Sure, absolutely. I expect us to see some pretty good improvement, steady improvement from first quarter into second quarter and into third quarter. Adding in coverage for Nodify CDT and NGS test volumes, I would expect us to get close to that 70% mark, which is still under where we were prior to launch of the new tests in 2019, but getting back up towards that stronger sort of 70% range.

Speaker 7

That's very helpful. And so beyond the sample shipment delays that you're seeing on the biopharma side, any other ongoing supply chain or pricing pressures carrying through the business?

Speaker 3

Supply chain has been okay. I've talked about it a few times before. At the beginning of COVID, we formed a team, and they have diligently worked to ensure that we have not had any supply chain disruptions and no business disruptions, and I'm very happy to say that, that has continued. We, like everyone else, are seeing the impact of inflation and rising costs and rising shipping costs. So just increases in supplies, travel, shipping just what everybody else is dealing with. So we do see that reflected in overall cost of travel and goods, and you see that in OpEx, but from a supply chain, nothing at this point disrupting supply chain.

Speaker 7

And one last for me. Apologies, I'm not sure if I missed this during the prepared remarks, but should we anticipate any major updates at ASCO?

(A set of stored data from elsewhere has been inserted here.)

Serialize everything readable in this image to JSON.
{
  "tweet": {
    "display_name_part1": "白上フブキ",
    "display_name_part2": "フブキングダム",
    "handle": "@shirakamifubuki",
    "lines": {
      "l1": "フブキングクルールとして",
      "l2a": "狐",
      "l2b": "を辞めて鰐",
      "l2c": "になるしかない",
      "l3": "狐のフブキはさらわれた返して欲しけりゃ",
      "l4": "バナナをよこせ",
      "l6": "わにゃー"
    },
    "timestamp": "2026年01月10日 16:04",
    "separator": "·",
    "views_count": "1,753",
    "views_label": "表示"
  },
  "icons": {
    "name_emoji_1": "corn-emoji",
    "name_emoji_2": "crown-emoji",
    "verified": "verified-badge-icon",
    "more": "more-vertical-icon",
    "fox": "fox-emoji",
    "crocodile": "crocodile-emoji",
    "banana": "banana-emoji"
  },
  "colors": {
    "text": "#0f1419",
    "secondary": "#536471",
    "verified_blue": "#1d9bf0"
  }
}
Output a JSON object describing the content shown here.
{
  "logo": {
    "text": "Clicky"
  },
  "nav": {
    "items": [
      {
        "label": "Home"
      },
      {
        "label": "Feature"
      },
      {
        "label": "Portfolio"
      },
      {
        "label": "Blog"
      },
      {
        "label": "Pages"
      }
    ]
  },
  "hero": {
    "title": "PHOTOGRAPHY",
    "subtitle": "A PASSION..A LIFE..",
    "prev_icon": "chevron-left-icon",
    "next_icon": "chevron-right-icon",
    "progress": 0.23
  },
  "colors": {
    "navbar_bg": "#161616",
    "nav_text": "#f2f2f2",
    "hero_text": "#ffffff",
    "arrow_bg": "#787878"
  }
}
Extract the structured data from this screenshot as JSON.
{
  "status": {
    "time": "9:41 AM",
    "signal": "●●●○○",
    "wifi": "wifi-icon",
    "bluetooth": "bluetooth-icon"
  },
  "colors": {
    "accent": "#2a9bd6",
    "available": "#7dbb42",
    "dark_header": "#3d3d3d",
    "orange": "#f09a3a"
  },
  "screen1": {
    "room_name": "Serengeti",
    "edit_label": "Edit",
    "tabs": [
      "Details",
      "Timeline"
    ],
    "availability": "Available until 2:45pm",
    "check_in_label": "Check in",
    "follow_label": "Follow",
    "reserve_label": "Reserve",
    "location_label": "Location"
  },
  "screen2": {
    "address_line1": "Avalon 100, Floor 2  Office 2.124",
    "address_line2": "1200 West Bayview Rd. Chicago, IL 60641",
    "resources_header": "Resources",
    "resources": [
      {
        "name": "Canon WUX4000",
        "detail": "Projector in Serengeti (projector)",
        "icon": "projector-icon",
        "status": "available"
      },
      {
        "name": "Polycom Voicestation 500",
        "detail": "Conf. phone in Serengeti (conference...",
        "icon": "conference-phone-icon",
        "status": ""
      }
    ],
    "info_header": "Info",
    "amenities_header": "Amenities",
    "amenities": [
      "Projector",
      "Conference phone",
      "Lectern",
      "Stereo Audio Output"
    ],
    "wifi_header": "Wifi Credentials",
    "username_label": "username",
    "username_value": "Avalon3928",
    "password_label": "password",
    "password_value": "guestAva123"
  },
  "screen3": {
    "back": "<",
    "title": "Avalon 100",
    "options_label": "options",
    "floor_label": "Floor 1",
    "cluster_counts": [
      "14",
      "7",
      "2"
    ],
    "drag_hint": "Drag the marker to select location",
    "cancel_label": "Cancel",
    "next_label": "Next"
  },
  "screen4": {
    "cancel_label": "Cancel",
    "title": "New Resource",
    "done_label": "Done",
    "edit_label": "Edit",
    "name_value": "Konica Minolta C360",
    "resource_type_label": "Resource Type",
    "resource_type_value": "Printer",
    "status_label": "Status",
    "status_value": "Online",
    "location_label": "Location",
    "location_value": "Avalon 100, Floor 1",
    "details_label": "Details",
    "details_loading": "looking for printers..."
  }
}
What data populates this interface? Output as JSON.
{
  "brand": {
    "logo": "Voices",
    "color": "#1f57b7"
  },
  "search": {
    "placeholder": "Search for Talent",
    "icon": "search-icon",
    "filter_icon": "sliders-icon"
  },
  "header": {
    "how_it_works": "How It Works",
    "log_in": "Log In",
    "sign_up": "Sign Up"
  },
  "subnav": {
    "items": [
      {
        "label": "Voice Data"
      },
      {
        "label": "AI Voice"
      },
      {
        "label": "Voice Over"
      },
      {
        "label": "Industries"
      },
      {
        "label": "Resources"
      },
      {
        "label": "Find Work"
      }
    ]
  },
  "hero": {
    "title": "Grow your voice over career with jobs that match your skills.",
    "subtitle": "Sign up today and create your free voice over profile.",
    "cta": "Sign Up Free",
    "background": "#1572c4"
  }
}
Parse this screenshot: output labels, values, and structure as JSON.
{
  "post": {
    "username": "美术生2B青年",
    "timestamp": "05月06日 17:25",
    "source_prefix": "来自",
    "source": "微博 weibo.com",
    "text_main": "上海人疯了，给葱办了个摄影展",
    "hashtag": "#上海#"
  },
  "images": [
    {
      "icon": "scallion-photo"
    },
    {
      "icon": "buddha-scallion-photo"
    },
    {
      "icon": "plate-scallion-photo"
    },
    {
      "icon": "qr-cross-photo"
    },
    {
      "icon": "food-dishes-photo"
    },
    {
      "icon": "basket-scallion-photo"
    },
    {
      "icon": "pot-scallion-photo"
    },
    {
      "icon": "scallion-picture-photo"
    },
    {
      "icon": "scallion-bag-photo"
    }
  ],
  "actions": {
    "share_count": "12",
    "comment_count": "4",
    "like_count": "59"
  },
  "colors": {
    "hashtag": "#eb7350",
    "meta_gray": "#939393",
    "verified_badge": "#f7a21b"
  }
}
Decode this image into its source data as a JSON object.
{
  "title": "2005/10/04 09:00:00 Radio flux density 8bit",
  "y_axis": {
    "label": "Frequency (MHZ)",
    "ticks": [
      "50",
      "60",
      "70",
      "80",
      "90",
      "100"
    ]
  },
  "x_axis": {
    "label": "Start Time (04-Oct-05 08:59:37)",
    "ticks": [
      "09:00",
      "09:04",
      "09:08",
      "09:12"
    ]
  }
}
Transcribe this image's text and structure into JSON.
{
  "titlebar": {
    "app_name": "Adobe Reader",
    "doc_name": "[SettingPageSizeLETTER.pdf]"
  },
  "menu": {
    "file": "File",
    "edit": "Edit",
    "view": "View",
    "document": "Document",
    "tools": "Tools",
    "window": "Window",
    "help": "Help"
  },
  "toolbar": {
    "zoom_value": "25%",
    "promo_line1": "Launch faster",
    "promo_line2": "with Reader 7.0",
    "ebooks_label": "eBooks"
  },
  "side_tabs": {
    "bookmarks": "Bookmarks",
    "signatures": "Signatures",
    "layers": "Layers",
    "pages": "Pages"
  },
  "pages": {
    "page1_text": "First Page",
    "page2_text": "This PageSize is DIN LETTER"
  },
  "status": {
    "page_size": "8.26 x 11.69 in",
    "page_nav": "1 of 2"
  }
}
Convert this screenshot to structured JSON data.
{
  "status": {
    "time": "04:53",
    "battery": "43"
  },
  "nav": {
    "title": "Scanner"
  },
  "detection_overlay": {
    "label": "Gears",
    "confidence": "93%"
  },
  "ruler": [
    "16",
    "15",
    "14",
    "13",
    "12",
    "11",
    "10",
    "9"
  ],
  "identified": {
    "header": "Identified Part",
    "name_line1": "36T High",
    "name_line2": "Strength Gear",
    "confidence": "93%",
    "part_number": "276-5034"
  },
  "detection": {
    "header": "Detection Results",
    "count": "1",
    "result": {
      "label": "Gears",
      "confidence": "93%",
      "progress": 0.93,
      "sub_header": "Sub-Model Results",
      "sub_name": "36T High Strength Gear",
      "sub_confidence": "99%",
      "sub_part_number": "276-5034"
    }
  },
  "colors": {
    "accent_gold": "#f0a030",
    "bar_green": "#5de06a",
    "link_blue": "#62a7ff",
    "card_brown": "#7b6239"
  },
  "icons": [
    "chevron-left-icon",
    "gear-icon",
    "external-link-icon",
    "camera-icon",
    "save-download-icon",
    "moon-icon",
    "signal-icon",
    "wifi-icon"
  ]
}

Yes, that's a great question, Neil. We don't have a significant update to share. As you may remember, in our INSIGHT study, we aimed to provide an interim analysis at ASCO. Enrollment for that study slowed down due to the pandemic, similar to many other clinical trials. Currently, we have around 4,500 patients enrolled, with a target of 5,000. We are hoping to close out the study and report on the full enrollment by next ASCO or even earlier. We will also have a strong presence at ASCO this year because we launched the NGS test. Historically, our presence at ASCO in the biopharma sector has been substantial, and this year we will have a significant presence both in biopharma and commercial sales. We are excited to initiate conversations there. Additionally, ASCO will be the first in-person meeting where we can showcase our complete portfolio of tests for pulmonologists and medical oncologists, which is a fantastic opportunity. The last time we had an in-person meeting like this was in 2019, so the meeting at the end of May is very important for us. I mentioned our progress regarding AI explainability, and we look forward to discussing our work with VeriStrat and how we plan to apply those insights to our pipeline products, including risk of recurrence and primary immune response. We expect ASCO to be a significant meeting, and we believe our presence there will continue to grow. Great questions.

Operator

And I'm not showing any further questions at this time. This concludes today's conference call. Thank you for participating. You may now disconnect.